Je savais qu'il fallait appuyer fort jusqu’à parfois casser des côtes et je me disais, dans une heure elle me dira 'je peux plus danser, j'ai les côtes cassées'.
Florent
"Je n'arrivais pas à croire qu'elle pouvait mourir. On a fait ce qu'on a pu avec les moyens du bord. On n'a pas été entendus. On a été ignorés. Elle a été ignorée. Nous, aujourd'hui, on est là. Elle, elle n'est plus là. Elle est partie dans l'ignorance la plus totale".
Très ému, le trentenaire confie n'avoir jamais vu quelqu'un souffrir autant. "C'est intenable", ajoute-t-il dans un sanglot.

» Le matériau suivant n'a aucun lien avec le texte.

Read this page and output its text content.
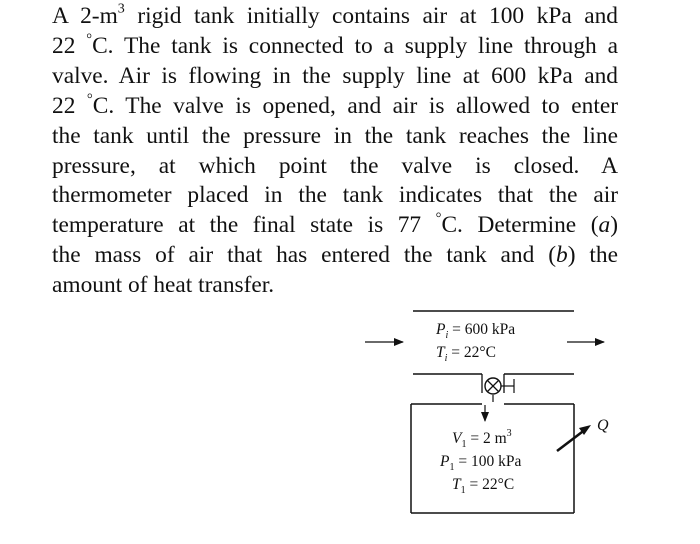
A $2-m^3$ rigid tank initially contains air at 100 kPa and
22 °C. The tank is connected to a supply line through a
valve. Air is flowing in the supply line at 600 kPa and
22 °C. The valve is opened, and air is allowed to enter
the tank until the pressure in the tank reaches the line
pressure, at which point the valve is closed. A
thermometer placed in the tank indicates that the air
temperature at the final state is 77 °C. Determine (a)
the mass of air that has entered the tank and (b) the
amount of heat transfer.
$P_i = 600$ kPa
$T_i = 22^\circ C$
$V_1 = 2$ $m^3$
$P_1 = 100$ kPa
$T_1 = 22^\circ C$
Q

Deux semaines après le drame, les amis de la jeune femme oscillent entre déni, colère, tristesse et culpabilité. Des amis unis dans la souffrance qui témoignent pour comprendre.

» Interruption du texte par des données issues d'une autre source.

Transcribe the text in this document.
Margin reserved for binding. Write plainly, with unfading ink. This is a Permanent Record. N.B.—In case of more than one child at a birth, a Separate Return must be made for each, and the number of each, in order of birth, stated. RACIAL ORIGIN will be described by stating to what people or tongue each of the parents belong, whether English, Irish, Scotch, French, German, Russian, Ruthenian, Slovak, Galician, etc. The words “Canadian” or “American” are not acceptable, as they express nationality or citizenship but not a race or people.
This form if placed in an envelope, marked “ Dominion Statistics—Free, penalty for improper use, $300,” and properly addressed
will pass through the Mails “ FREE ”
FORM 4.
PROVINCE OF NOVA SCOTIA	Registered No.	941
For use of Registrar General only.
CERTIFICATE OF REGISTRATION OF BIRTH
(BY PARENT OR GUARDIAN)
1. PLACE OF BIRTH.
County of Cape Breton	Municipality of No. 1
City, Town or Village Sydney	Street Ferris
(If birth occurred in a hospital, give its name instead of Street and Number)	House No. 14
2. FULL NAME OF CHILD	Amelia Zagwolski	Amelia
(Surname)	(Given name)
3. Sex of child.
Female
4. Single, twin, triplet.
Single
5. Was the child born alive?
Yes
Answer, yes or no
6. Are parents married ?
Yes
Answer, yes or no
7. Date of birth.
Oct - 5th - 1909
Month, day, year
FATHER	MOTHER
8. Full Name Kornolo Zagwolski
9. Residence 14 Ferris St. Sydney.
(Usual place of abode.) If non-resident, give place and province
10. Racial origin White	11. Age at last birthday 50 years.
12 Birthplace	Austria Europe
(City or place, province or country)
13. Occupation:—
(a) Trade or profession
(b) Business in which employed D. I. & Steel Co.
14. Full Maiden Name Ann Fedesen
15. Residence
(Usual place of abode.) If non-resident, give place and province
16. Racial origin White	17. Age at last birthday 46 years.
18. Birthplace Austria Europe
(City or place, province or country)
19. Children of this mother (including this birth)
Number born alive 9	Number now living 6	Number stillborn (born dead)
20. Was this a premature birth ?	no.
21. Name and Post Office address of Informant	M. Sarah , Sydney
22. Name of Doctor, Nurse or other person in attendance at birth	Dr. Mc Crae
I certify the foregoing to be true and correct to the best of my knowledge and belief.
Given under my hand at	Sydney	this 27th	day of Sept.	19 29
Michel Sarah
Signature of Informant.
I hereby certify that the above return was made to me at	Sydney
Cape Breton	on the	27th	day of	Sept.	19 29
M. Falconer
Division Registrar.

Si les secours s'étaient déplacés tout de suite, notre amie ne serait pas morte.
Florent
"Pourquoi une telle absence de considération, cette ignorance totale, ce ton méprisant. Le manque d'effectifs n'explique pas tout. Comme l'erreur de diagnostic. Personne ne mérite de partir ainsi", conclut le jeune homme traumatisé. Depuis le drame, il souffre d'acouphènes et ne peut plus fermer les yeux sans revoir la scène.